Yes, certain companies certainly sort at least that much data every day.
Google has a framework called MapReduce that splits work - like a merge sort - onto different boxes, and handles hardware and network failures smoothly.
Hadoop is a similar Apache project you can play with yourself, to enable splitting a sort algorithm over a cluster of computers.
Every database index is a sorted representation of some part of your data. If you index it, you sort the keys - even if you do not necessarily reorder the entire dataset.

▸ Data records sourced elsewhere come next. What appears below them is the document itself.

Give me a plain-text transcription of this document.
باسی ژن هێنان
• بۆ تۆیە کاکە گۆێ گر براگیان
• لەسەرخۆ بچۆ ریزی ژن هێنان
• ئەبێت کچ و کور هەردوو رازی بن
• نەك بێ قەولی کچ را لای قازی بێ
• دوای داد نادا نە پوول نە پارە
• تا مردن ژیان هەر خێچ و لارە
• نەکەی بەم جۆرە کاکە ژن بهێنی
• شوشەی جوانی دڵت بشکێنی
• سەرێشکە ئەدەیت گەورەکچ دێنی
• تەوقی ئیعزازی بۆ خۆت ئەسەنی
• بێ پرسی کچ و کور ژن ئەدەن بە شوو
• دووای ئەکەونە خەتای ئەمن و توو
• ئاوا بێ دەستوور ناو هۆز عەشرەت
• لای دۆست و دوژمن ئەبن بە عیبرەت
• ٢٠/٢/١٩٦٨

Yes. Some companies do. Or maybe even individuals. You can take high frequency traders as an example. Some of them are well known, say Goldman Sachs. They run very sophisticated algorithms against the market, taking into account tick data for the last couple of years, which is every change in the price offering, real deal prices (trades AKA as prints), etc. For highly volatile instruments, such as stocks, futures and options, there are gigabytes of data every day and they have to do scientific research on data for thousands of instruments for the last couple years. Not to mention news that they correlate with market, weather conditions and even moon phase. So, yes, there are guys who sort terabytes of data. Maybe not every day, but still, they do.
Scientific datasets can easily run into terabytes. You may sort them and store them in one way (say by date) when you gather the data. However, at some point someone will want the data sorted by another method, e.g. by latitude if you're using data about the Earth.
Big companies do sort tera and petabytes of data regularly. I've worked for more than one company. Like Dean J said, companies rely on frameworks built to handle such tasks efficiently and consistently. So,the users of the data do not need to implement their own sorting. But the people who built the framework had to figure out how to do certain things (not just sorting, but key extraction, enriching, etc.) at massive scale. Despite all that, there might be situations when you will need to implement your own sorting. For example, I recently worked on data project that involved processing log files with events coming from mobile apps.
For security/privacy policies certain fields in the log files needed to be encrypted before the data could be moved over for further processing. That meant that for each row, a custom encryption algorithm was applied. However, since the ratio of Encrypted to events was high (the same field value appears 100s of times in the file), it was more efficient to sort the file first, encrypt the value, cache the result for each repeated value.